The country scored 8.48 out of 10 for the ease with which citizens can legally get behind the wheel. Aspiring drivers are helped by incredibly loose regulation, Zutobi explains: “… in a large portion of the country, you do not legally have to take a practical test to get a license, just a theory test and moreover, prior to 2018 there was no test at all. Another reason is that you can legally drive at 15 in Mexico which is younger than the majority of countries (who will not let you drive before 18).”
The granting of licenses is regulated at the state level, and so requirements can vary widely. Nonetheless, it is generally a simple procedure, according to the news website Alcaldes de México.
It reports that the general process to gain a license requires an official identification, proof of address, the payment of fees, and in some cases a theoretical exam. Some states go as far as to demand proof of a driver’s competence in a practical exam. However, in Mexico City, one of the cities with the highest density of traffic in the world, there is no examination process.
Gaining official permission is also cheap. In Morelos, the process can cost as little as 686 pesos (about US $34) for a five-year license.
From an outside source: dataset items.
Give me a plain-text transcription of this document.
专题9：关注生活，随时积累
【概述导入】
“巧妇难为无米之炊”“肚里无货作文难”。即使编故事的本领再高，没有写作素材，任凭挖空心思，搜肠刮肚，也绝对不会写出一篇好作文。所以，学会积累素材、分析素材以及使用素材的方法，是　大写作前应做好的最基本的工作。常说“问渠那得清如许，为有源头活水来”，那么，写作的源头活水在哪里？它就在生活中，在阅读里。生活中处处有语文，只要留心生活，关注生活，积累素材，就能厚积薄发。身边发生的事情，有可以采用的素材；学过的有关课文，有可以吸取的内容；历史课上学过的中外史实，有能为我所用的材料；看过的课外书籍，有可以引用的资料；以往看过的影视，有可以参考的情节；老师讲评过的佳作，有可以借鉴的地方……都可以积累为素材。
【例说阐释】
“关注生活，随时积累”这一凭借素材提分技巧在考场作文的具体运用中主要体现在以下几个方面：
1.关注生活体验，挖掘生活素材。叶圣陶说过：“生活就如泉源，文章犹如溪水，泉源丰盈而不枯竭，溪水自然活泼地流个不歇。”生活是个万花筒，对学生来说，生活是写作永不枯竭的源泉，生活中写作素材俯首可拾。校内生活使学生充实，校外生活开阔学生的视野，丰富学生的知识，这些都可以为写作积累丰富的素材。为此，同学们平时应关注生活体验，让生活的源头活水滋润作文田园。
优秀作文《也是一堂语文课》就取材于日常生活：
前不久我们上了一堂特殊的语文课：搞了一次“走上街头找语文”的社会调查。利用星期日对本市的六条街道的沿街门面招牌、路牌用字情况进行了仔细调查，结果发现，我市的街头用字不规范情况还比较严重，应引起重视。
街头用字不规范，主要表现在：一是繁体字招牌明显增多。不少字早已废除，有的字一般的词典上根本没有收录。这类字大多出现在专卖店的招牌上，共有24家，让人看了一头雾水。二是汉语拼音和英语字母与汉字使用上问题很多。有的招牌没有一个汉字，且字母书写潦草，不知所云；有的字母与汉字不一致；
In Mexico City, 871 pesos (about $44) does the trick for a three-year license, without any demands of knowledge, experience or proficiency.
The second easiest country to gain a license is Qatar, where it is still significantly harder than in Mexico. According to the ranking, the nation on the Arabian peninsula scored a more modest 7.39/10.
Other countries that offer little obstruction to learners are Latvia, the United States and Canada. The most difficult countries to get qualified are Croatia, Brazil, Hungary, Bahrain and Montenegro.
Croatia, Zutobi informs “… is the toughest country to get behind the wheel due to their expensive and stringent driving tests that require a minimum amount of learning and monitoring to pass. Average Croatian driving lessons cover about 85 hours on average, and it is a legal requirement to have these lessons before you can even take a test. Croats also have to produce multiple medical clearances and spend around £930 to pass their test and obtain their license.”
The ranking was compiled based on seven indices: the age one can drive, the cost of an exam, whether a theory test is required, whether a practical test is required, whether an eye exam is required, whether a medical exam is required and the hours of mandatory lessons demanded.